“New” NLRB Protections on Social Media Speech: What They Mean for You

It seems sensible that you ought to be able to prevent your employees from making negative comments about your company – or other employees - on social media like Facebook and Twitter. However, the National Labor Relations Board (NLRB) has recently issued several precedent-setting rulings and advisories that have redefined how employers can act to discourage or restrict certain types of expressions online. Sometimes these judgments are hard to predict, or even seem to conflict with other laws. You need to stay on top of these rulings to avoid potentially costly litigation and adverse rulings against your company.

The Rulings
In some cases, the Board upheld terminations; in other cases, the Board ruled against employers. The key issue boiled down to whether the employer’s actions compromised the right of employees to engage in "protected concerted activities" for the purpose of their "mutual aid and protection."
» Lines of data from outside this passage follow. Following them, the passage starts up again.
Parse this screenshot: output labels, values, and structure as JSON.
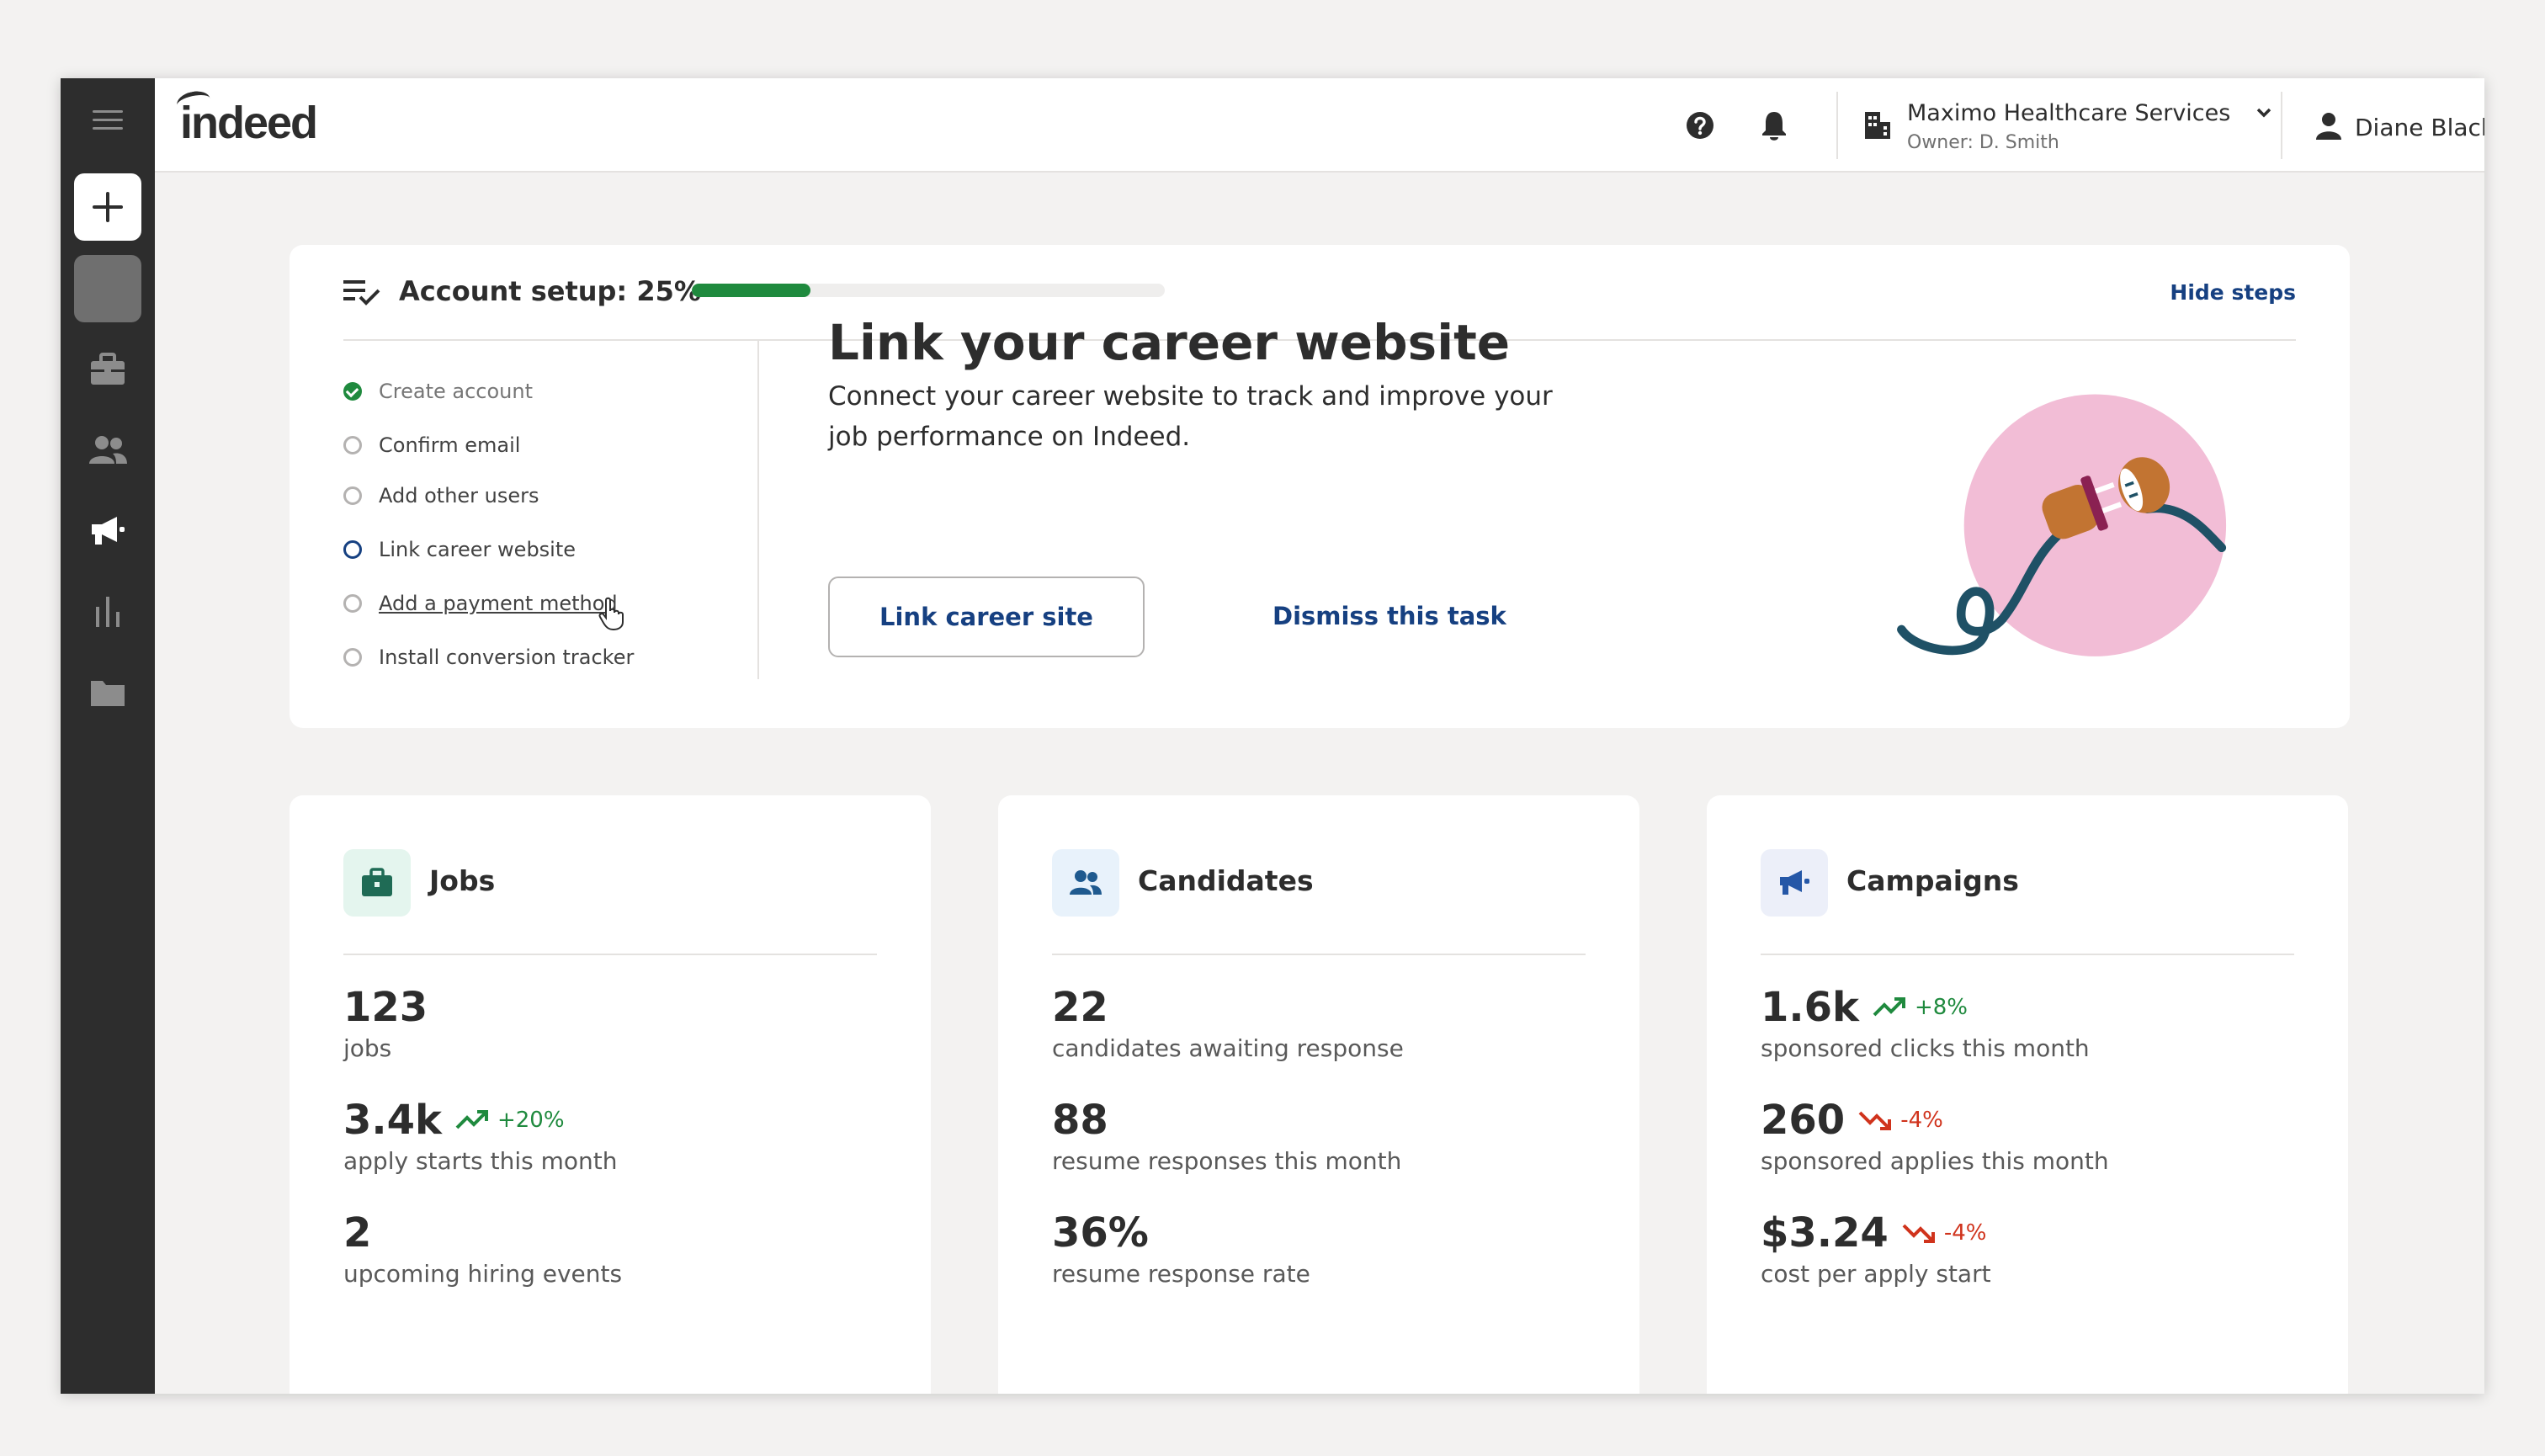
{
  "app": {
    "logo_text": "indeed"
  },
  "sidebar": {
    "items": [
      {
        "name": "menu",
        "icon": "hamburger-icon"
      },
      {
        "name": "create",
        "icon": "plus-icon"
      },
      {
        "name": "blank",
        "icon": ""
      },
      {
        "name": "jobs",
        "icon": "briefcase-icon"
      },
      {
        "name": "candidates",
        "icon": "people-icon"
      },
      {
        "name": "campaigns",
        "icon": "megaphone-icon"
      },
      {
        "name": "analytics",
        "icon": "bar-chart-icon"
      },
      {
        "name": "files",
        "icon": "folder-icon"
      }
    ]
  },
  "header": {
    "company_name": "Maximo Healthcare Services",
    "company_owner": "Owner: D. Smith",
    "user_name": "Diane Black"
  },
  "setup": {
    "title": "Account setup: 25%",
    "progress_fraction": 0.25,
    "hide_label": "Hide steps",
    "steps": [
      {
        "label": "Create account",
        "state": "done"
      },
      {
        "label": "Confirm email",
        "state": "todo"
      },
      {
        "label": "Add other users",
        "state": "todo"
      },
      {
        "label": "Link career website",
        "state": "active"
      },
      {
        "label": "Add a payment method",
        "state": "hover"
      },
      {
        "label": "Install conversion tracker",
        "state": "todo"
      }
    ],
    "task": {
      "title": "Link your career website",
      "description": "Connect your career website to track and improve your job performance on Indeed.",
      "primary_button": "Link career site",
      "secondary_button": "Dismiss this task"
    }
  },
  "cards": {
    "jobs": {
      "title": "Jobs",
      "stats": [
        {
          "value": "123",
          "caption": "jobs",
          "trend": ""
        },
        {
          "value": "3.4k",
          "caption": "apply starts this month",
          "trend": "+20%",
          "direction": "up"
        },
        {
          "value": "2",
          "caption": "upcoming hiring events",
          "trend": ""
        }
      ]
    },
    "candidates": {
      "title": "Candidates",
      "stats": [
        {
          "value": "22",
          "caption": "candidates awaiting response",
          "trend": ""
        },
        {
          "value": "88",
          "caption": "resume responses this month",
          "trend": ""
        },
        {
          "value": "36%",
          "caption": "resume response rate",
          "trend": ""
        }
      ]
    },
    "campaigns": {
      "title": "Campaigns",
      "stats": [
        {
          "value": "1.6k",
          "caption": "sponsored clicks this month",
          "trend": "+8%",
          "direction": "up"
        },
        {
          "value": "260",
          "caption": "sponsored applies this month",
          "trend": "-4%",
          "direction": "down"
        },
        {
          "value": "$3.24",
          "caption": "cost per apply start",
          "trend": "-4%",
          "direction": "down"
        }
      ]
    }
  },
  "colors": {
    "sidebar_bg": "#2d2d2d",
    "link_blue": "#164081",
    "success_green": "#1f8a3e",
    "danger_red": "#d0331c",
    "illustration_pink": "#f2bdd6"
  }
}
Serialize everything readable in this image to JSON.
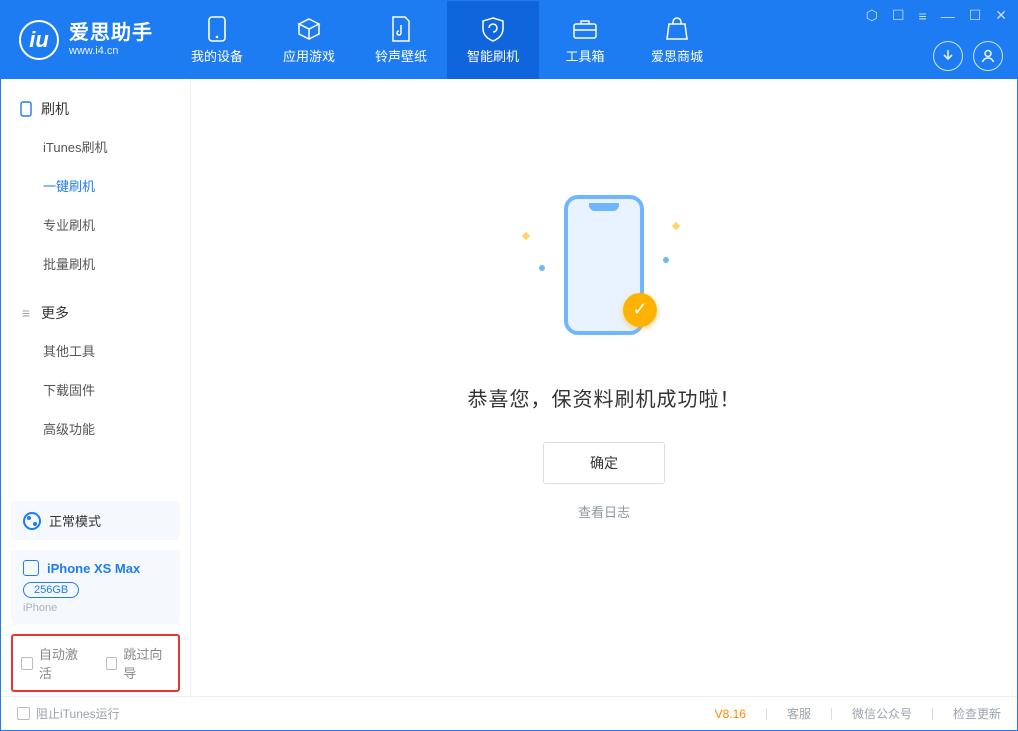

Here are quick summaries of a few of these judgments, to give you a sense of how that distinction operates:

  • Employee Facebook posts that criticized a manager’s handling of employee concerns about the closing time of the store where they worked were a "classic connected protected activity" under the National Labor Relations Act (NLRA). Subsequent firings were ruled unfair labor practices.
  • Likewise, the NLRB held that five employees who posted angry comments on Facebook about a co-worker who complained about their performance were engaging in “concerted’ activity protected under the NLRA. This is especially notable because the speech protected under the ruling potentially violates other federal and state laws designed to prevent workplace harassment or bullying!
  • On the other hand, the Board held that the firing of a police reporter who tweeted offensive comments about the lack of homicidal activity overnight, and that of a bartender who made disparaging remarks about customers, were both legal because they were personal venting and not “concerted” in any way.

What Do I Do?
We recommend the following:

  • Review and revise your social media polices to reflect the key test of the recent rulings: that you do not restrict employees’ rights to engage in protected, “concerted” activity.
  • Train your managers in using the new policies.
  • Before disciplining or terminating any employee based on social media use or abuse, you may need to consult an HR expert or attorney to make sure you are not basing the decision on protected activities.